A neural network approach to predict the time-to-failure of atmospheric tanks exposed to external fire

Domino scenarios triggered by fire pose severe risks to workers, assets, and the environment. Accurate quantitative models are needed to support mitigation actions addressing the prevention of fire escalation, especially considering sensitive targets such as atmospheric tanks containing large quantities of dangerous substances. A novel approach based on neural networks was developed, allowing the accurate quantification of the time-to-failure (TTF) of atmospheric tanks exposed to external fires accounting for mitigation actions. Data from a lumped parameter model were used to train and assess neural networks' performance. The toolbox of models obtained provides the TTF of atmospheric tanks both in the case of unmitigated fire scenarios and considering safety barriers and protection measures, such as water deluges and fire monitors. Model predictions are fast, accurate, and supplemented with confidence intervals.

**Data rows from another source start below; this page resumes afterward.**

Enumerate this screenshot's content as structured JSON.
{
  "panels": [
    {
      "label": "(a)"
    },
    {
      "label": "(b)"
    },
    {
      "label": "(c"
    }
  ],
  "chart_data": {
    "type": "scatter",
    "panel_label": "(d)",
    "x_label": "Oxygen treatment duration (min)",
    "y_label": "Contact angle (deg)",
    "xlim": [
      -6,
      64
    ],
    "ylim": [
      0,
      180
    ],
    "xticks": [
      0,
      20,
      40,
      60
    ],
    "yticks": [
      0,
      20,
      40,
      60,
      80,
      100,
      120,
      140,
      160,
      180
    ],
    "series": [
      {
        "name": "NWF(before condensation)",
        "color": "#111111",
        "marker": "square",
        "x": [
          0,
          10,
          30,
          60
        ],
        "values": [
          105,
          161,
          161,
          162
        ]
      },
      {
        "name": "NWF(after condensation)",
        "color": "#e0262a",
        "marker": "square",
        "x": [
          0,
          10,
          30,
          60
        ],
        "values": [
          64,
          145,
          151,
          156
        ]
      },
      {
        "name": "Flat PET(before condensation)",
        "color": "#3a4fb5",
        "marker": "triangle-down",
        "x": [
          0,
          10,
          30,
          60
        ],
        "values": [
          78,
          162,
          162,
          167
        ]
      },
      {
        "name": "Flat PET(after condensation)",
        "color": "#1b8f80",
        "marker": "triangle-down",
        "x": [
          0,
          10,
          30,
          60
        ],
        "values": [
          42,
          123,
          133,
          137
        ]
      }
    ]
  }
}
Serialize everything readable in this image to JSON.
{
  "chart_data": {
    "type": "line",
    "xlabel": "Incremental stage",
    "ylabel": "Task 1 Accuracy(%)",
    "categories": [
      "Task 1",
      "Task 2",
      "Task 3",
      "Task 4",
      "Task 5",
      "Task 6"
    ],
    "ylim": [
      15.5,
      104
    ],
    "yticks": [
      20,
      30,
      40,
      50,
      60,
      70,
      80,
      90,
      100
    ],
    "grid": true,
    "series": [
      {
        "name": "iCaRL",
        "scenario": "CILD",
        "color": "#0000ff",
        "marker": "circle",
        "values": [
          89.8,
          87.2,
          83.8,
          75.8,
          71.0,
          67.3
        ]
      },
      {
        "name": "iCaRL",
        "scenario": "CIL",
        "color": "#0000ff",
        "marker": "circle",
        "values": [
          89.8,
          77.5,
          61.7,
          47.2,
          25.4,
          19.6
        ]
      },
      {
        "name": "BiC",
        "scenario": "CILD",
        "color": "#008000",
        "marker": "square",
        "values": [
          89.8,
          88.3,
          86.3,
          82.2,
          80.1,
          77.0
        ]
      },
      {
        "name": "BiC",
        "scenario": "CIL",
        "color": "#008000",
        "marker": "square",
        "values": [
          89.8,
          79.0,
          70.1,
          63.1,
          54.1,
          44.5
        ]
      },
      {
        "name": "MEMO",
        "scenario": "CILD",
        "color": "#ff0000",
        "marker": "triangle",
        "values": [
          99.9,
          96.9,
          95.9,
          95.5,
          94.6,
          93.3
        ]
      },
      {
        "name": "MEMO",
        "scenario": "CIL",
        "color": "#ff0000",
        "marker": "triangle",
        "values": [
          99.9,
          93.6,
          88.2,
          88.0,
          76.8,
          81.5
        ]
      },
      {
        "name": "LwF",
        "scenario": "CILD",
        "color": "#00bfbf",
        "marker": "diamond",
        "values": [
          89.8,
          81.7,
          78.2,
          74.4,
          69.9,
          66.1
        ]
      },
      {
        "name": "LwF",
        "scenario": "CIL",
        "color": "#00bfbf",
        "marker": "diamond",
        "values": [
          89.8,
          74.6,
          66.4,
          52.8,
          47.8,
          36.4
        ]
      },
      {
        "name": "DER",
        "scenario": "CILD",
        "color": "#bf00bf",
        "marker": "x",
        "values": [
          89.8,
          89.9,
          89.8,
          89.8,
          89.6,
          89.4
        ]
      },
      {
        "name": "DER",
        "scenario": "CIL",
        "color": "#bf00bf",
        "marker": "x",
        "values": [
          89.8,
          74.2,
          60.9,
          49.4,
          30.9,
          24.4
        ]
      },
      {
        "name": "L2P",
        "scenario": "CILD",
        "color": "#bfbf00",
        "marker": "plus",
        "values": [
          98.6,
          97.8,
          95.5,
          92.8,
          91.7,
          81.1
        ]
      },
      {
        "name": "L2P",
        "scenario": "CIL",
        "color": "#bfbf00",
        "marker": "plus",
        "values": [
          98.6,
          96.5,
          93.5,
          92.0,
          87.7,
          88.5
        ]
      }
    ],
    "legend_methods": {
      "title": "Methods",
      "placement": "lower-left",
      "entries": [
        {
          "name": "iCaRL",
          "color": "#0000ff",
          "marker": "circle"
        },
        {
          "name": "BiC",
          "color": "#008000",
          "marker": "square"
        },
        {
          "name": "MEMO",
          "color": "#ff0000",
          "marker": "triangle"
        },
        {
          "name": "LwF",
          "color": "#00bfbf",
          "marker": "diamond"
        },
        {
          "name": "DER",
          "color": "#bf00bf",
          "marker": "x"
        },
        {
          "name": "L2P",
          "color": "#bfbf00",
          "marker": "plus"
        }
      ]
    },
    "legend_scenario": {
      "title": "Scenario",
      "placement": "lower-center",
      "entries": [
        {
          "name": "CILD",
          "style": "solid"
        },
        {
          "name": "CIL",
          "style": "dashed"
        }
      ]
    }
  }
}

The comparative analysis demonstrated the better performance of the model developed compared to simplified correlations widely used in the literature to predict TTF. The approach developed, based on the integration of neural networks in consequence analysis tools, shows significant potential for the advancement of a quantitative assessment of domino scenarios, providing accurate and user-friendly tools for a quick evaluation of domino fire scenarios under both mitigated and unmitigated conditions.